O aumento dos casos de autolesão entre adolescentes tem acendido um alerta sobre a saúde mental dos jovens no Acre. Dados do Boletim Epidemiológico nº 01/2026 da Secretaria de Estado de Saúde (Sesacre), realizado entre 2019 e 2025, mostram que as lesões autoprovocadas representam 23,4% das notificações de violência envolvendo pessoas entre 10 e 19 anos.

*A mesma pessoa pode ter sido vítima de mais de um tipo de violência.
Fonte: Sistema de Vigilância de Violências e Acidentes / Sistema de Informação de Agravos de
Notificação (Sinan), Secretaria de Vigilância em Saúde, Ministério da Saúde. Dados extraídos em
fevereiro de 2026.
Para a psicóloga Iana Sara, o comportamento autolesivo está diretamente relacionado ao sofrimento emocional e à dificuldade que muitos adolescentes têm de expressar sentimentos e pedir ajuda.
“Qualquer ambiente que dificulte esse adolescente a compreender o que está sentindo ou falar sobre isso pode potencializar o comportamento autolesivo”, explicou.
Olhar atento e acolhedor
Segundo a especialista, embora o ambiente familiar tenha papel importante no desenvolvimento emocional dos jovens, o problema não pode ser tratado apenas como responsabilidade individual dos pais.
“Muitos responsáveis passam grande parte do dia trabalhando para garantir o básico. Muitas vezes, esse adolescente acaba vivendo mais sozinho do que acompanhado, e isso diminui o espaço para ele comunicar o que está sentindo”, afirmou.

Para a Psicóloga Iana Sara,o acompanhamento profissional não deve estar centrado apenas em interromper o comportamento, mas em ajudar o adolescente a compreender melhor as próprias emoções. Foto: cedida
A psicóloga também ressalta que a autolesão não deve ser compreendida apenas como uma tentativa de chamar atenção, mas como uma forma encontrada pelo adolescente para lidar com emoções difíceis.
“Esse comportamento é uma forma que o sujeito encontrou, naquele momento, para lidar com uma experiência interna difícil.

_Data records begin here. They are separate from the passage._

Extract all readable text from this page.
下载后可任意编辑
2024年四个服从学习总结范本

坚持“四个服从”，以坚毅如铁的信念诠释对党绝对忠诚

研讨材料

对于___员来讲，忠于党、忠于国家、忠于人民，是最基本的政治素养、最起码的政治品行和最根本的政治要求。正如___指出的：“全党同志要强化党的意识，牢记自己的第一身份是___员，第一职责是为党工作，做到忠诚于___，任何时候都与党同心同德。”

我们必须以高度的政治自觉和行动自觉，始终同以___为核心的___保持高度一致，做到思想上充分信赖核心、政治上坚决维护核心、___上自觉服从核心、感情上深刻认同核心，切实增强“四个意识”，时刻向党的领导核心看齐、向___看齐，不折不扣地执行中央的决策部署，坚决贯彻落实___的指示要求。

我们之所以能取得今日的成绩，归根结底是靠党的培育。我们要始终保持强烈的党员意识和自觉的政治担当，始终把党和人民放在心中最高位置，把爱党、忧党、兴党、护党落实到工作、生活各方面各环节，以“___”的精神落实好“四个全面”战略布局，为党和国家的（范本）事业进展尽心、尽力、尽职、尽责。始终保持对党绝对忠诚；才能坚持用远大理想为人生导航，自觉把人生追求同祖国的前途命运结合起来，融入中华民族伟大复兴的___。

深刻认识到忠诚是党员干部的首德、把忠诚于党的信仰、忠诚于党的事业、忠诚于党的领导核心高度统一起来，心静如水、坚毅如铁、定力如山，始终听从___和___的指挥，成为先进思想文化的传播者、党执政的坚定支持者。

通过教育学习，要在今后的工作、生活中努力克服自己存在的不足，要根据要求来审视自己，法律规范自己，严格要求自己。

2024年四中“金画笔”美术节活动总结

Mesmo sendo uma estratégia que gera sofrimento, existe uma função: a tentativa de autorregulação”, destacou.
LEIA TAMBÉM: Comportamentos ignorados em crianças podem evoluir para tragédias, alerta psicóloga
Segundo ela, o acompanhamento profissional não deve estar centrado apenas em interromper o comportamento, mas em ajudar o adolescente a compreender melhor as próprias emoções e encontrar formas mais seguras de expressão.
“O trabalho busca ampliar a consciência emocional, ajudando o adolescente a reconhecer, nomear e escoar suas emoções, desenvolvendo formas mais seguras de expressão. A arte e o esporte, por exemplo, podem colaborar nesse processo”, explicou.
Sinais de alerta e formas de agir
Entre os principais sinais de alerta, a psicóloga aponta mudanças bruscas de comportamento, isolamento social, introspecção repentina e tentativas de esconder o corpo.
Iana também cita o uso frequente de roupas compridas como um possível indício de tentativa de esconder lesões, mas ressalta que nenhum comportamento deve ser analisado de forma isolada.
Ao identificar sinais de autolesão, a orientação é evitar reações impulsivas, julgamentos ou cobranças excessivas. Segundo a psicóloga, o primeiro passo deve ser acolher o adolescente e tentar construir um espaço seguro de diálogo.
“Geralmente os pais ficam desesperados, sentem culpa e querem respostas imediatas. Mas o mais importante é tentar conversar sem julgamento”, afirmou.
Caso o adolescente não consiga se abrir, a recomendação é procurar ajuda profissional o quanto antes. A psicóloga orienta que as famílias busquem inicialmente atendimento em uma unidade básica de saúde para receber os encaminhamentos necessários,
“Mesmo quando a família não tem acesso a acompanhamento particular, é importante procurar a rede pública de saúde, podendo até ser um clínico geral”, destacou.
Iana finaliza reforçando que serviços como os Centros de Referência de Assistência Social (Cras) e os Centros de Atenção Psicossocial (Caps) podem auxiliar no acolhimento e acompanhamento psicológico dos adolescentes e familiares.